Sana yağmur damlaları getirdim sevgili
Ağlayan gökyüzünün yaşlarıyla doldurdum avuçlarımı
Sen yoksun
Dönmüyorlar gittikleri yerden
Kim öldürdü gurbet kuşlarını ***
Sana yağmur damlaları getirdim sevgili
Ateşin yakmayan
Suyun boğmayan
Papatyanın açmayanlarını
Avuçlarımda su
Yüreğimde ümit getirdim
Sense beni en olmadık zamanda bitirdin ***
Sana yağmur damlaları getirdim sevgili
Çukurova’nın güneşinde kavrulurken
Bir damla mutluluk olsun diye avuçlarında
Bir çiçeğe su ver kimsesiz bir kediyi sula
Bakma sen yıllardır gelmeyen baharıma
Dilersen o bir avuç göz yaşını döküver mezarıma.
BENLERİNİN ŞEREFİNE
Bizim Agop,
Akşamdan kalmış yine inletiyor sokakları
Yârini kucaklayan sevdalı gibi sarılmış kemanına
“Ela gözlerine kurban olduğum
Yüzüne bakmaya kıyamadım ben
İbret için gelmiş derler cihana
Noktadır benlerini sayamadım ben.”
Azıcık kafa yapayım istiyorum.
“La elli yılda sayamadın mı benleri?”
“Bakamadım ki yüzüne” diyor.
“La yüzüne bakamadın da bu kadar nasıl sevdin?”
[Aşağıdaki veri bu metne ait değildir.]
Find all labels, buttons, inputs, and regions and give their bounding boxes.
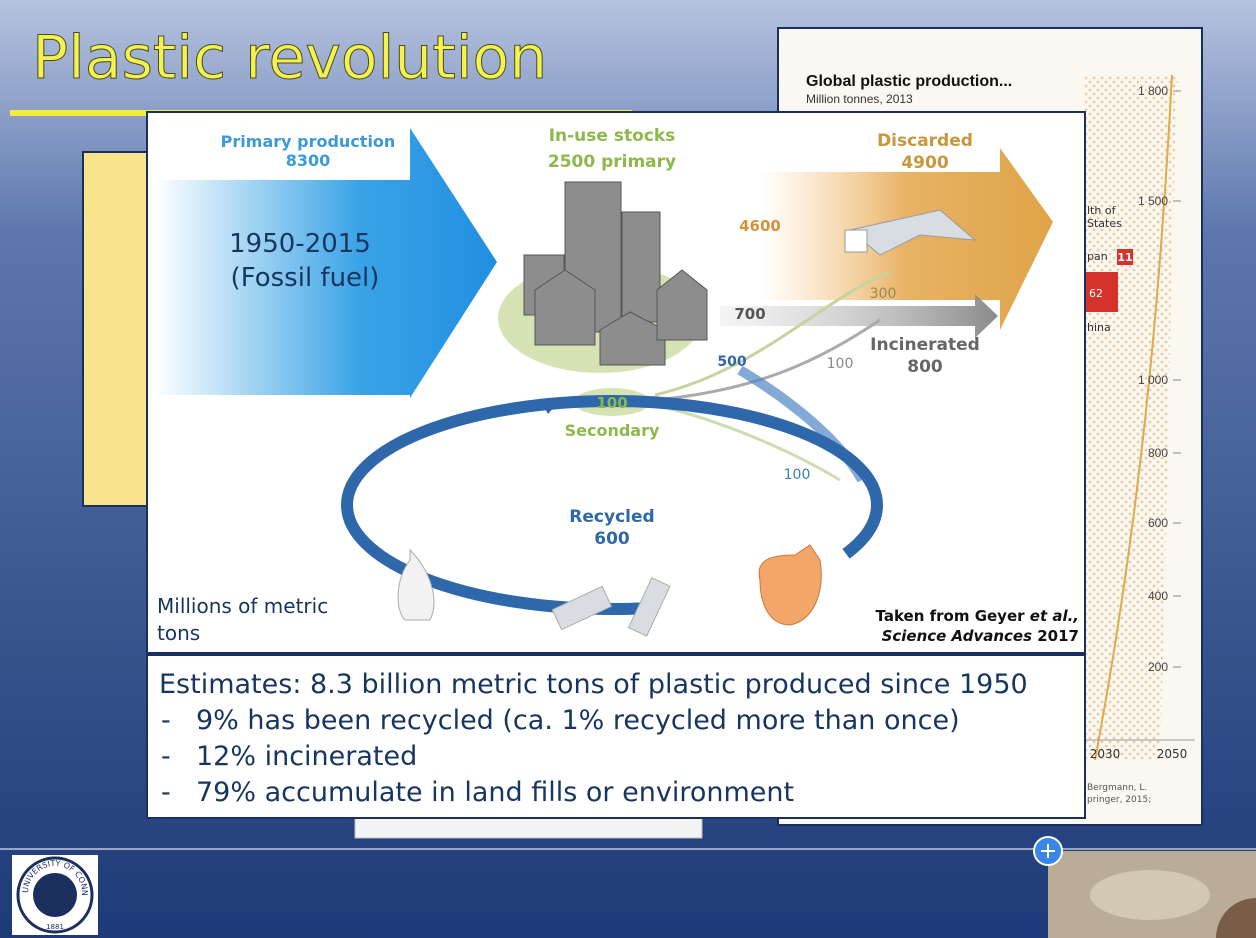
primary-arrow	[155, 128, 497, 398]
stocks-label: In-use stocks	[549, 126, 676, 146]
y-tick-label: 400	[1148, 589, 1168, 603]
y-tick-label: 1 800	[1138, 84, 1168, 98]
y-tick-label: 1 500	[1138, 194, 1168, 208]
recycle-loop	[341, 395, 883, 615]
credit: Science Advances 2017	[882, 627, 1079, 645]
discarded-value: 4900	[901, 153, 948, 173]
slide-title: Plastic revolution	[32, 23, 547, 93]
dotted-area	[1085, 75, 1178, 760]
primary-value: 8300	[286, 151, 331, 170]
credit-text: Taken from Geyer	[876, 607, 1030, 625]
incinerated-value: 800	[907, 357, 943, 377]
recycled-value: 600	[594, 529, 630, 549]
y-tick-label: 800	[1148, 446, 1168, 460]
incinerated-label: Incinerated	[870, 335, 980, 355]
units-label: tons	[157, 621, 200, 645]
chart-label: States	[1087, 217, 1122, 230]
y-tick-label: 200	[1148, 660, 1168, 674]
y-tick-label: 600	[1148, 516, 1168, 530]
plastic-flow-diagram: Primary production 8300 1950-2015 (Fossi…	[146, 111, 1086, 654]
discarded-label: Discarded	[877, 131, 973, 151]
stocks-value: 2500 primary	[548, 152, 676, 172]
loop-arrowhead	[540, 398, 562, 414]
primary-label: Primary production	[221, 132, 396, 151]
video-background	[1090, 870, 1210, 920]
add-icon	[1041, 844, 1055, 858]
chart-label: hina	[1087, 321, 1111, 334]
incinerated-arrow	[720, 294, 998, 338]
flow-value: 300	[870, 286, 897, 302]
units-label: Millions of metric	[157, 594, 328, 618]
flow-value: 100	[827, 356, 854, 372]
chart-label: 11	[1117, 251, 1132, 264]
logo-year: 1881	[46, 923, 64, 931]
flow-value: 100	[784, 467, 811, 483]
chart-title: Global plastic production...	[806, 73, 1012, 90]
debris	[397, 209, 977, 637]
estimates-panel	[146, 654, 1086, 819]
bullet-marker: -	[161, 741, 171, 772]
y-tick-label: 1 000	[1138, 373, 1168, 387]
secondary-label: Secondary	[565, 421, 660, 440]
recycled-label: Recycled	[569, 507, 654, 527]
production-curve	[1094, 74, 1173, 761]
chart-label: pan	[1087, 250, 1108, 263]
flow-value: 700	[734, 305, 765, 323]
credit-year: 2017	[1032, 627, 1079, 645]
left-image-panel	[82, 151, 152, 507]
chart-label: lth of	[1087, 204, 1117, 217]
bullet-text: 12% incinerated	[196, 741, 417, 772]
flow-value: 4600	[739, 217, 781, 235]
estimates-heading: Estimates: 8.3 billion metric tons of pl…	[159, 669, 1028, 700]
red-box	[1117, 249, 1133, 265]
bullet-marker: -	[161, 705, 171, 736]
chart-subtitle: Million tonnes, 2013	[806, 92, 913, 106]
estimates-box: Estimates: 8.3 billion metric tons of pl…	[146, 654, 1086, 819]
red-box	[1085, 272, 1118, 312]
source-text: Bergmann, L.	[1087, 783, 1147, 793]
chart-label: 62	[1089, 287, 1103, 300]
credit: Taken from Geyer et al.,	[876, 607, 1079, 625]
bullet-marker: -	[161, 777, 171, 808]
x-tick-label: 2030	[1090, 747, 1121, 761]
period-label: 1950-2015	[229, 229, 371, 259]
secondary-value: 100	[596, 394, 627, 412]
bullet-text: 79% accumulate in land fills or environm…	[196, 777, 794, 808]
bullet-text: 9% has been recycled (ca. 1% recycled mo…	[196, 705, 960, 736]
logo-seal	[33, 873, 77, 917]
x-tick-label: 2050	[1157, 747, 1188, 761]
buildings	[523, 181, 708, 366]
credit-journal: Science Advances	[882, 627, 1033, 645]
source-text: pringer, 2015;	[1087, 795, 1151, 805]
flow-value: 500	[717, 354, 746, 370]
credit-italic: et al.,	[1030, 607, 1079, 625]
speaker-head	[1216, 898, 1256, 938]
source-label: (Fossil fuel)	[231, 263, 380, 293]
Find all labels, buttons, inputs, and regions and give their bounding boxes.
“İnsan gözünün gördüğünü değil,
Gönlünün gördüğünü sever” diyor.
Aklıma Çukurova,
Çukurova'nın yakan güneşi,
Bir de sayısını bilmediğim benlerin düşüyor.
Hava kırk derece,
İçerim üşüyor.
Agop bir fırt şarap uzatıyor.
Benlerinin şerefine içiyorum.
Ben seni görmeyi değil,
Özlemeyi seviyorum.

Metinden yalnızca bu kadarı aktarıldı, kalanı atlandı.